VG Düsseldorf 34. Kammer


Aktenzeichen:

34 K 3001/08.PVL


Urteil vom:

20.10.2008


Tenor:

Die Anträge werden abgelehnt.

Tatbestand:

Sind Beschäftigte des Landes Nordrhein Westfalen innerhalb eines Jahres länger als sechs Wochen ununterbrochen oder wiederholt arbeitsunfähig, klärt das Land als Arbeitgeber oder, im Falle von betroffenen Beamten, als Dienstherr mit der zuständigen Personalvertretung, bei schwerbehinderten Menschen außerdem mit der Schwerbehindertenvertretung, mit Zustimmung und Beteiligung der betroffenen Person die Möglichkeiten, wie die Arbeitsunfähigkeit möglichst überwunden werden und mit welchen Leistungen oder Hilfen erneuter Arbeitsunfähigkeit vorgebeugt und der Arbeitsplatz erhalten werden kann ( betriebliches Eingliederungsmanagement, § 84 Abs. 3 Satz 1 SGB 9). Die zuständige Personalvertretung kann die Klärung verlangen; sie wacht darüber, dass der Arbeitgeber die ihm nach der genannten Vorschrift obliegenden Verpflichtungen erfüllt (§ 84 Abs. 2 Sätze 6 und 7 SGB 9).

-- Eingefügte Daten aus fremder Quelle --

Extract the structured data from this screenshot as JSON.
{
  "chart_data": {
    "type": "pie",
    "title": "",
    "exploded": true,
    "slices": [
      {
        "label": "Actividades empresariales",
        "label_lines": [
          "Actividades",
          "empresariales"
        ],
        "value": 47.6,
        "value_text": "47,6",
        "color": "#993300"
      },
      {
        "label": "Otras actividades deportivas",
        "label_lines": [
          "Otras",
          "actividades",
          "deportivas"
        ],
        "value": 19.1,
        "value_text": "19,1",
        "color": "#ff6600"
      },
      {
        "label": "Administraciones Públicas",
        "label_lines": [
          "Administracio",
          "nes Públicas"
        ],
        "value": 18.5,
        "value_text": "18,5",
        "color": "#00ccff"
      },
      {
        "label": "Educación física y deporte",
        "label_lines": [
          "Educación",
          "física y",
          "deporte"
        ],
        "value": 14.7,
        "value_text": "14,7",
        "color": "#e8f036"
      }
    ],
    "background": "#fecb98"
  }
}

Der Antragsteller beansprucht zur Ausübung seines Überwachungsrechtes die namentliche Nennung derjenigen Beschäftigten, bei denen die Voraussetzungen für ein betriebliches Eingliederungsmanagement vorliegen und zwar künftig und rückwirkend seit dem 15. August 2007, zudem ohne Rücksicht darauf, dass die betroffenen Beschäftigten der Mitteilung an den Antragsteller zugestimmt haben.

Er trägt dazu vor:

Anders als mit den verlangten Informationen könne er das Kontrollrecht über das betriebliche Eingliederungsmanagement nicht ausüben. Er müsse nicht nur die Fälle der Durchführung des betrieblichen Eingliederungsmanagements prüfen können, sondern auch, ob die Beteiligte dort, wo die Beschäftigten im Ergebnis nicht einverstanden gewesen seien, die in Frage kommenden Maßnahmen angeboten und die Beschäftigten entsprechend unterrichtet habe.

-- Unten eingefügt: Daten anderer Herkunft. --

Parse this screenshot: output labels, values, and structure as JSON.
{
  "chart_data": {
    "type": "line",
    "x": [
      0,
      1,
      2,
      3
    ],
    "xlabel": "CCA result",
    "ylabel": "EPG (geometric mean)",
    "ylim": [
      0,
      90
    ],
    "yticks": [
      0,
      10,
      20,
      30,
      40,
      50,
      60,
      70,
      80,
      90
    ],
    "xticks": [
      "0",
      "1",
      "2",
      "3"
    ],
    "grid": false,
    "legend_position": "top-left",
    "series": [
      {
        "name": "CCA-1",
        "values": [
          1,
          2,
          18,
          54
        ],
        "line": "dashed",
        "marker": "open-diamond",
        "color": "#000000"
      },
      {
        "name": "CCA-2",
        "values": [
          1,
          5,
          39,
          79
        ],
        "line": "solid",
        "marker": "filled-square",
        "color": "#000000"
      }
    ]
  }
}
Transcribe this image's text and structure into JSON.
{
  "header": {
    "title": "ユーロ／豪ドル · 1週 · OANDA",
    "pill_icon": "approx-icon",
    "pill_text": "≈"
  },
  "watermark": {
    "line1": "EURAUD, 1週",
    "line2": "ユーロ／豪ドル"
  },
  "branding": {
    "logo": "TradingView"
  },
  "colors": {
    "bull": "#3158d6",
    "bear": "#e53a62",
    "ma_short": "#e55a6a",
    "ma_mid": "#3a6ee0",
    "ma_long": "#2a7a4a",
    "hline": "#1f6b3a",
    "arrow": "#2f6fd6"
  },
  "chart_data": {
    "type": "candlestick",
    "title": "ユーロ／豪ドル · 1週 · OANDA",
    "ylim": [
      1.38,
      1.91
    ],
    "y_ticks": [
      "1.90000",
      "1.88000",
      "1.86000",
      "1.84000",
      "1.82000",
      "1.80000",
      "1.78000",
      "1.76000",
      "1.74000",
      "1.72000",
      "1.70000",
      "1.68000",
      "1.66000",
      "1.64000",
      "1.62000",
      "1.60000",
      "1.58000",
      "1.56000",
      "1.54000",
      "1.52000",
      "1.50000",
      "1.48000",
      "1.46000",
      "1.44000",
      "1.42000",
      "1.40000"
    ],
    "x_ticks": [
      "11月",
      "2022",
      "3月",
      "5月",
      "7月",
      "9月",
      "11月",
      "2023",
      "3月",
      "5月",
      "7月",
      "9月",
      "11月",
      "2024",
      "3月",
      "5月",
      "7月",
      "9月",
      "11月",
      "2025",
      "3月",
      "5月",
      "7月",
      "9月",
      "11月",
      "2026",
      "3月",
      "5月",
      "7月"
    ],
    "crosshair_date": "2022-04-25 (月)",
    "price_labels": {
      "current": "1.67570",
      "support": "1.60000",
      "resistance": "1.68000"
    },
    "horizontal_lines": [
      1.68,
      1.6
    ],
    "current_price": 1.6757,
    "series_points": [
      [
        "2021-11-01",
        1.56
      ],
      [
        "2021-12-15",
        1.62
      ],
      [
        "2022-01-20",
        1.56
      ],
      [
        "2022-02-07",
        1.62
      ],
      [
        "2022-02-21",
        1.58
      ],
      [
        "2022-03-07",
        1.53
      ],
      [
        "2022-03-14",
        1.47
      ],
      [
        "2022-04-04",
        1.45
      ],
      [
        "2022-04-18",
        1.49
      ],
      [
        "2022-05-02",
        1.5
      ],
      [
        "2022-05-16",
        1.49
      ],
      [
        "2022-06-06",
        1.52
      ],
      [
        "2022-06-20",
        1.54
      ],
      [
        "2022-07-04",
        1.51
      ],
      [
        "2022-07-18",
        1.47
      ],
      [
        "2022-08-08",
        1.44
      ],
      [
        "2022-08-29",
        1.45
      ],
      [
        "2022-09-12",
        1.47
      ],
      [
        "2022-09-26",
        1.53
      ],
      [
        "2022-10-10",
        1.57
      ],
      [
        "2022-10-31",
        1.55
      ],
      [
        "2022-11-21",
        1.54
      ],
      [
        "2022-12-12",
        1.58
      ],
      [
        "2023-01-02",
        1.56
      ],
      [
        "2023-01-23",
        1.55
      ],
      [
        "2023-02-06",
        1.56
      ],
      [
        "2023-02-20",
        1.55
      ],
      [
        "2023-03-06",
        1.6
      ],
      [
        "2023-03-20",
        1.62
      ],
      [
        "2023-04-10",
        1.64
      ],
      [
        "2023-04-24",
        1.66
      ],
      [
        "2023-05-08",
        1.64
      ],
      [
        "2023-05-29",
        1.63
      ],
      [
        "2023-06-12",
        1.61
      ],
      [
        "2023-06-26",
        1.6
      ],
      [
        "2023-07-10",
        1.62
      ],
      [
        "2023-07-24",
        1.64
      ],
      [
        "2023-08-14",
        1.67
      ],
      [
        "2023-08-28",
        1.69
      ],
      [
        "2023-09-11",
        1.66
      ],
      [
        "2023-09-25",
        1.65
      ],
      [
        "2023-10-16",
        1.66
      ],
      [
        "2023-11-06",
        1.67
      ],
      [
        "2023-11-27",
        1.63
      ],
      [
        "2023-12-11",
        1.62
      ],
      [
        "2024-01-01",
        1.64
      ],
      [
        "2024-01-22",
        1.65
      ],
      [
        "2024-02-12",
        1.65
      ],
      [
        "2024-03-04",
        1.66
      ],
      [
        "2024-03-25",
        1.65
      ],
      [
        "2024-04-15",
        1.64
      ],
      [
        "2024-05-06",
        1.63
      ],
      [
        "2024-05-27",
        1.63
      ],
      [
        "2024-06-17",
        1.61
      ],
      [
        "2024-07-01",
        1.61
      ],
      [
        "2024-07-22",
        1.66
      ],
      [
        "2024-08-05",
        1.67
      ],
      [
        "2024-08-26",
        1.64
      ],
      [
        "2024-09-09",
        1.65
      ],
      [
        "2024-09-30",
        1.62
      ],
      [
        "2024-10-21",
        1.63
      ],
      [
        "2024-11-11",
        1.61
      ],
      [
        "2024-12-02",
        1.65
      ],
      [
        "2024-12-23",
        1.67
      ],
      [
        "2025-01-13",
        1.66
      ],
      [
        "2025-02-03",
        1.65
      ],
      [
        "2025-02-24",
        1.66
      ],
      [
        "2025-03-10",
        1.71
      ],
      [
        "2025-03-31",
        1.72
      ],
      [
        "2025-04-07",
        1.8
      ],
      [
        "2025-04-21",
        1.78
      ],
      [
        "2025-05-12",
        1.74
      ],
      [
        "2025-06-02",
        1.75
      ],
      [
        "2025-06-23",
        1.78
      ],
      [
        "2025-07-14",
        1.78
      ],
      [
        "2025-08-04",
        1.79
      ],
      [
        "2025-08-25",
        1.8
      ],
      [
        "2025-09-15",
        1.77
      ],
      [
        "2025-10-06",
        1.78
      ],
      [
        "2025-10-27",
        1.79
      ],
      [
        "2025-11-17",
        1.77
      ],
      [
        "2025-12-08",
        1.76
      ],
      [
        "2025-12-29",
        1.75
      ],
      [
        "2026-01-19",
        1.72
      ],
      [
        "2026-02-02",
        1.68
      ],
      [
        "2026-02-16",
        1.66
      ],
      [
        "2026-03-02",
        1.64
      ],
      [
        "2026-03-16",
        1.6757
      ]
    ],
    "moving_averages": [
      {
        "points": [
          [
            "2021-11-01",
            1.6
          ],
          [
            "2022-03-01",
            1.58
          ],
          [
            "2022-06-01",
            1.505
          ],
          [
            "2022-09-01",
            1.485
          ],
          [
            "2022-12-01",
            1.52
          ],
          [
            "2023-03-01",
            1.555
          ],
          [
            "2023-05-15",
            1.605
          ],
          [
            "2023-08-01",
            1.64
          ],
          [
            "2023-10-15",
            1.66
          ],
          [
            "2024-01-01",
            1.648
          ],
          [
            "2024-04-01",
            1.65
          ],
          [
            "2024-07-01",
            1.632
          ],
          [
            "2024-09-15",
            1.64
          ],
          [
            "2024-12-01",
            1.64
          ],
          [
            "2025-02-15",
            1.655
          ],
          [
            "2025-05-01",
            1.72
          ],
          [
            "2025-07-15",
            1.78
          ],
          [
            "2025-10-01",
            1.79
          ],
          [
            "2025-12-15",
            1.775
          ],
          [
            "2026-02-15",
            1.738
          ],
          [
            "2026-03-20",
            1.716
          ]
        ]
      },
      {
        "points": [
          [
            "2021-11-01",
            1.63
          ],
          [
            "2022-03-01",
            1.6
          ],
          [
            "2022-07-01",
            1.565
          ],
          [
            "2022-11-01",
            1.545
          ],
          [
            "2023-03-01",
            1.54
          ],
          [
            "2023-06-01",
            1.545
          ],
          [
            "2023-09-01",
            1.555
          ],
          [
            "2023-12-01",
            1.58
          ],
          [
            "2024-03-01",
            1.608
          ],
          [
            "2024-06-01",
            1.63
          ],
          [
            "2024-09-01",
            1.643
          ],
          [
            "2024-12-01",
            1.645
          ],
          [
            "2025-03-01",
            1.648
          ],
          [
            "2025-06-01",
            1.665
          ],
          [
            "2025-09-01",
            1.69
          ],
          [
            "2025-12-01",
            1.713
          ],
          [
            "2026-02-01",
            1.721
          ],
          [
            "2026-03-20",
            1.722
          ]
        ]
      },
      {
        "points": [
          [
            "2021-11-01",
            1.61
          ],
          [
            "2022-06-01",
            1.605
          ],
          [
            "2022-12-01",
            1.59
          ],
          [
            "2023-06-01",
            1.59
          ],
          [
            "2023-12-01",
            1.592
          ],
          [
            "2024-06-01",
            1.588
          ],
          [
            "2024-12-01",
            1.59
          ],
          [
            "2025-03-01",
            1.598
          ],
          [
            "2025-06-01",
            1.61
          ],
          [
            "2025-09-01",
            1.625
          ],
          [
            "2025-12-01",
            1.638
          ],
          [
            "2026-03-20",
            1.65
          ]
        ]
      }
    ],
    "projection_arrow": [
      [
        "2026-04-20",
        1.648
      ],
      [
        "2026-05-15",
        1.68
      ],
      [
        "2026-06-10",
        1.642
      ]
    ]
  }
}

Der Antragsteller hat am 19. April 2008 die Fachkammer angerufen.

Er beantragt,

1. festzustellen, dass die Beteiligte verpflichtet ist, dem Antragsteller auch ohne Zustimmung des jeweils betroffenen Beschäftigten mitzuteilen, welche Beschäftigten der Dienststelle innerhalb eines Jahres länger als sechs Wochen ununterbrochen oder wiederholt arbeitsunfähig waren,

2. die Beteiligte zu verpflichten, dem Antragsteller auch ohne Zustimmung des jeweils betroffenen Beschäftigten mitzuteilen, bei welchen Beschäftigten der Dienststelle seit dem 15. August 2007 die Voraussetzungen einer Mitteilung an den Antragsteller gemäß des vorstehenden Feststellungsantrages (innerhalb eines Jahres länger als sechs Wochen ununterbrochene oder wiederholte Arbeitsunfähigkeit) eingetreten sind.

Die Beteiligte beantragt,

die Anträge abzulehnen.

Sie trägt vor:

Sie unterrichte die Personalvertretung grundsätzlich in jedem Fall eines notwendig gewordenen betrieblichen Eingliederungsmanagements, allerdings nur, wenn der Beschäftigte der Information des Personalrats zustimme. Die Informationspflicht für den Arbeitgeber oder Dienstherrn bestehe allerdings nur gegenüber der örtlichen Personalvertretung bzw. dem Hauspersonalrat der Beteiligten, weil die Personalmaßnahme auf dieser Ebene stattfinde. Eine Information über Fälle, in denen die Beschäftigten der Unterrichtung des Personalrats widersprochen hätten, könne nicht stattfinden. Das verstoße gegen Datenschutzbestimmungen, gegen das Personalaktengeheimnis und gegen das Recht auf informationelle Selbstbestimmung.

Wegen der weiteren Einzelheiten des Sach und Streitstandes wird auf den Inhalt der Gerichtsakten verwiesen.

Rechtsweg:

Es liegen keine Informationen zum Rechtsweg vor.

Quelle:

Justizportal des Landes NRW

Die Anträge sind unbegründet. Der von dem Antragsteller geltend gemachte Informationsanspruch besteht nicht.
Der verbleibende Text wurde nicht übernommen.